Creo que ellos pensaron de esta manera:

  • ¿Cómo haces para perdonar cuando tu ofensor insiste en lastimarte?
  • ¿No sería mejor condicionar el perdón para mantener lejos estos problemas?
  • ¿Cuánta fe se necesita para perdonar y perdonar?

Consideremos con más detalle las palabras de Jesús. Él comienza con una advertencia: “¡Tengan cuidado!”. Después, dice lo inevitable: habrán personas que van a pecar contra ti y seguramente te lastimarán. Pero Jesús va más allá y nos dice “repréndelo”. Esta palabra tiene un sentido de fuerza; así que el énfasis es convencer a quien te lastimó, con una actitud suave y amable, pero firme, mostrándole que aquello que dijo o hizo fue pecaminoso en tu contra. Interesantemente, Jesús dice que el ofendido es quien debe buscar reconciliación con su ofensor.

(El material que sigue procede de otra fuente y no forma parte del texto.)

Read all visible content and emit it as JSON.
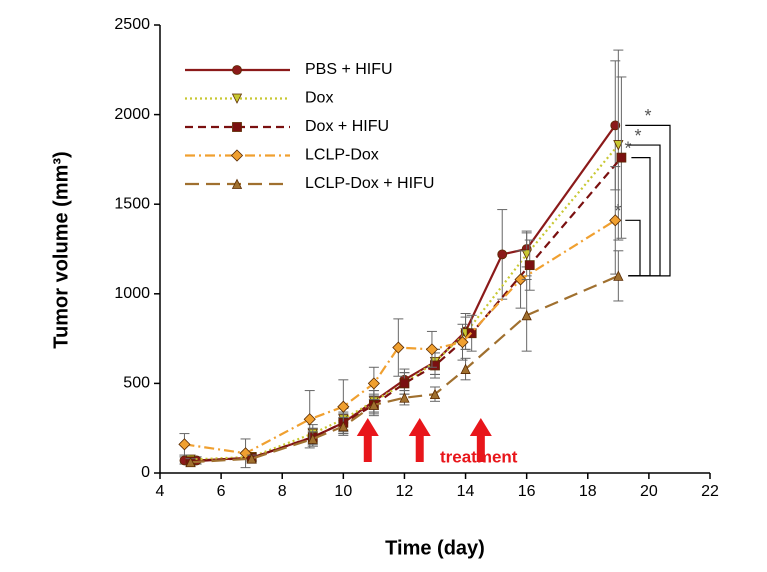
{
  "chart_data": {
    "type": "line",
    "x_label": "Time (day)",
    "y_label": "Tumor volume (mm³)",
    "xlim": [
      4,
      22
    ],
    "xticks": [
      4,
      6,
      8,
      10,
      12,
      14,
      16,
      18,
      20,
      22
    ],
    "ylim": [
      0,
      2500
    ],
    "yticks": [
      0,
      500,
      1000,
      1500,
      2000,
      2500
    ],
    "grid": false,
    "legend": "top-left",
    "series": [
      {
        "name": "PBS + HIFU",
        "color": "#8b1a1a",
        "marker": "circle",
        "dash": "solid",
        "x": [
          4.8,
          5.2,
          7,
          9,
          10,
          11,
          12,
          13,
          14,
          15.2,
          16,
          18.9
        ],
        "values": [
          70,
          70,
          85,
          200,
          280,
          400,
          520,
          620,
          790,
          1220,
          1250,
          1940
        ],
        "errors": [
          20,
          20,
          20,
          40,
          50,
          60,
          60,
          70,
          100,
          250,
          100,
          360
        ]
      },
      {
        "name": "Dox",
        "color": "#c8c832",
        "marker": "triangle-down",
        "dash": "dotted",
        "x": [
          5,
          7,
          9,
          10,
          11,
          12,
          13,
          14,
          16,
          19
        ],
        "values": [
          75,
          90,
          220,
          300,
          400,
          500,
          620,
          780,
          1220,
          1830
        ],
        "errors": [
          20,
          20,
          50,
          60,
          60,
          60,
          70,
          90,
          120,
          530
        ]
      },
      {
        "name": "Dox + HIFU",
        "color": "#7a1010",
        "marker": "square",
        "dash": "dashed",
        "x": [
          5,
          7,
          9,
          10,
          11,
          12,
          13,
          14.2,
          16.1,
          19.1
        ],
        "values": [
          65,
          85,
          200,
          280,
          380,
          500,
          600,
          780,
          1160,
          1760
        ],
        "errors": [
          20,
          20,
          50,
          60,
          60,
          60,
          70,
          100,
          140,
          450
        ]
      },
      {
        "name": "LCLP-Dox",
        "color": "#f0a030",
        "marker": "diamond",
        "dash": "dashdot",
        "x": [
          4.8,
          6.8,
          8.9,
          10,
          11,
          11.8,
          12.9,
          13.9,
          15.8,
          18.9
        ],
        "values": [
          160,
          110,
          300,
          370,
          500,
          700,
          690,
          730,
          1080,
          1410
        ],
        "errors": [
          60,
          80,
          160,
          150,
          90,
          160,
          100,
          100,
          160,
          300
        ]
      },
      {
        "name": "LCLP-Dox + HIFU",
        "color": "#a0702f",
        "marker": "triangle-up",
        "dash": "longdash",
        "x": [
          5,
          7,
          9,
          10,
          11,
          12,
          13,
          14,
          16,
          19
        ],
        "values": [
          60,
          80,
          190,
          260,
          380,
          420,
          440,
          580,
          880,
          1100
        ],
        "errors": [
          20,
          20,
          40,
          50,
          50,
          40,
          40,
          60,
          200,
          140
        ]
      }
    ],
    "significance": [
      "*",
      "*",
      "*",
      "*"
    ],
    "treatment_label": "treatment",
    "treatment_days": [
      10.8,
      12.5,
      14.5
    ],
    "treatment_color": "#e8161b"
  }
}
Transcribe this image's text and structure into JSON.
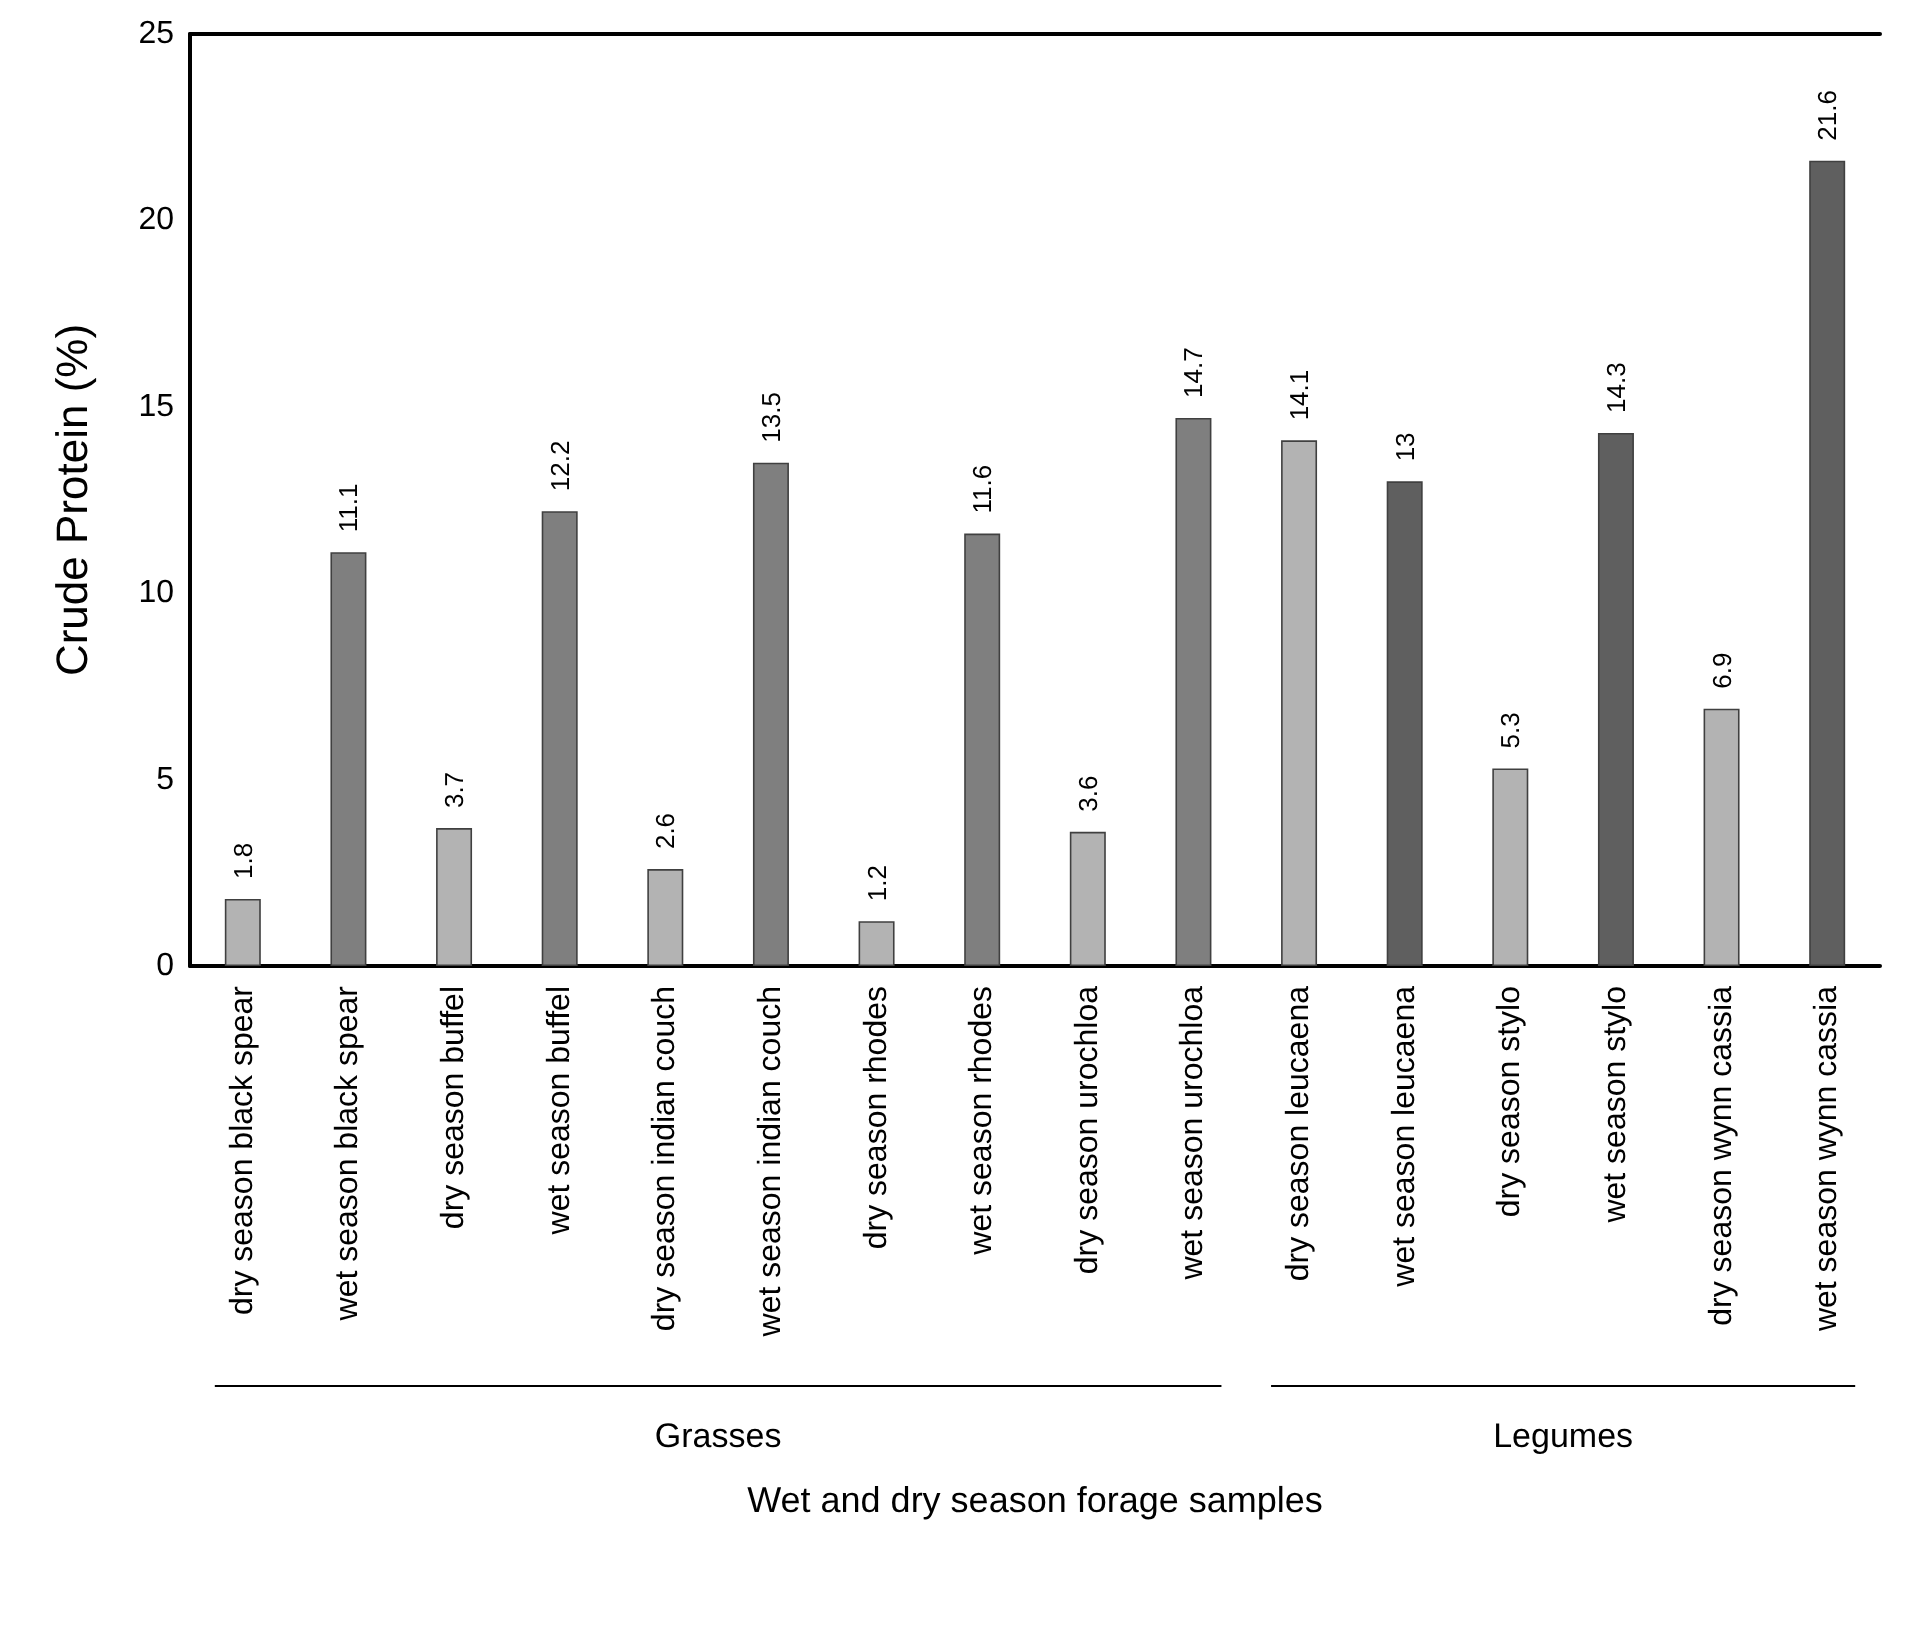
{
  "chart_data": {
    "type": "bar",
    "xlabel": "Wet and dry season forage samples",
    "ylabel": "Crude Protein (%)",
    "categories": [
      "dry season black spear",
      "wet season black spear",
      "dry season buffel",
      "wet season buffel",
      "dry season indian couch",
      "wet season indian couch",
      "dry season rhodes",
      "wet season rhodes",
      "dry season urochloa",
      "wet season urochloa",
      "dry season leucaena",
      "wet season leucaena",
      "dry season stylo",
      "wet season stylo",
      "dry season wynn cassia",
      "wet season wynn cassia"
    ],
    "values": [
      1.8,
      11.1,
      3.7,
      12.2,
      2.6,
      13.5,
      1.2,
      11.6,
      3.6,
      14.7,
      14.1,
      13,
      5.3,
      14.3,
      6.9,
      21.6
    ],
    "colors": [
      "#b3b3b3",
      "#7f7f7f",
      "#b3b3b3",
      "#7f7f7f",
      "#b3b3b3",
      "#7f7f7f",
      "#b3b3b3",
      "#7f7f7f",
      "#b3b3b3",
      "#7f7f7f",
      "#b3b3b3",
      "#5f5f5f",
      "#b3b3b3",
      "#5f5f5f",
      "#b3b3b3",
      "#5f5f5f"
    ],
    "ylim": [
      0,
      25
    ],
    "yticks": [
      0,
      5,
      10,
      15,
      20,
      25
    ],
    "grid": false,
    "data_labels": true,
    "annotations": [
      "Grasses",
      "Legumes"
    ]
  }
}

De esta manera, no hay espacio para condicionar nuestra actitud, porque la primera instrucción de Cristo es que debemos reprender a nuestro hermano, convencerlo de su falta y ganarlo de vuelta. Si se arrepiente, perdonarlo otorgando esta dádiva de manera gratuita y sin rencor. Al hacerlo, recordemos que obedecer al Señor nos traerá paz y esperanza a pesar de los pecados que otros pueden cometer contra nosotros. Piénsalo de esta manera: ganar de vuelta a tu hermano que te ofendió te dará la paz que solo obedecer al Señor da; ponerle condiciones a tu hermano para perdonarle, te mantendrá pecando y sin paz.

Pero también recordemos esto: el evangelio nos muestra que perdonar a otros en realidad no comienza con nosotros sino con Dios, quien nos perdonó primero. “Y todo esto procede de Dios, quien nos reconcilió con El mismo por medio de Cristo” (2 Co 5:18). El perdón y la reconciliación proceden de Dios por medio de Cristo a nuestro favor.

Esto nos da la motivación y fortaleza para perdonar a los demás. Condicionar el perdón a otros —cuando ya hemos sido perdonados y reconciliados con Dios— es tener en poco el perdón que nos salvó. Que nosotros perdonemos a otros muestra que tenemos fe, que estamos unidos a Cristo y que el Espíritu Santo mora en nosotros. Perdonar es la evidencia de una vida que lucha día a día en la fe del evangelio. Por lo tanto, oremos como los discípulos le pidieron a Jesús: “Señor, ¡auméntanos la fe!”.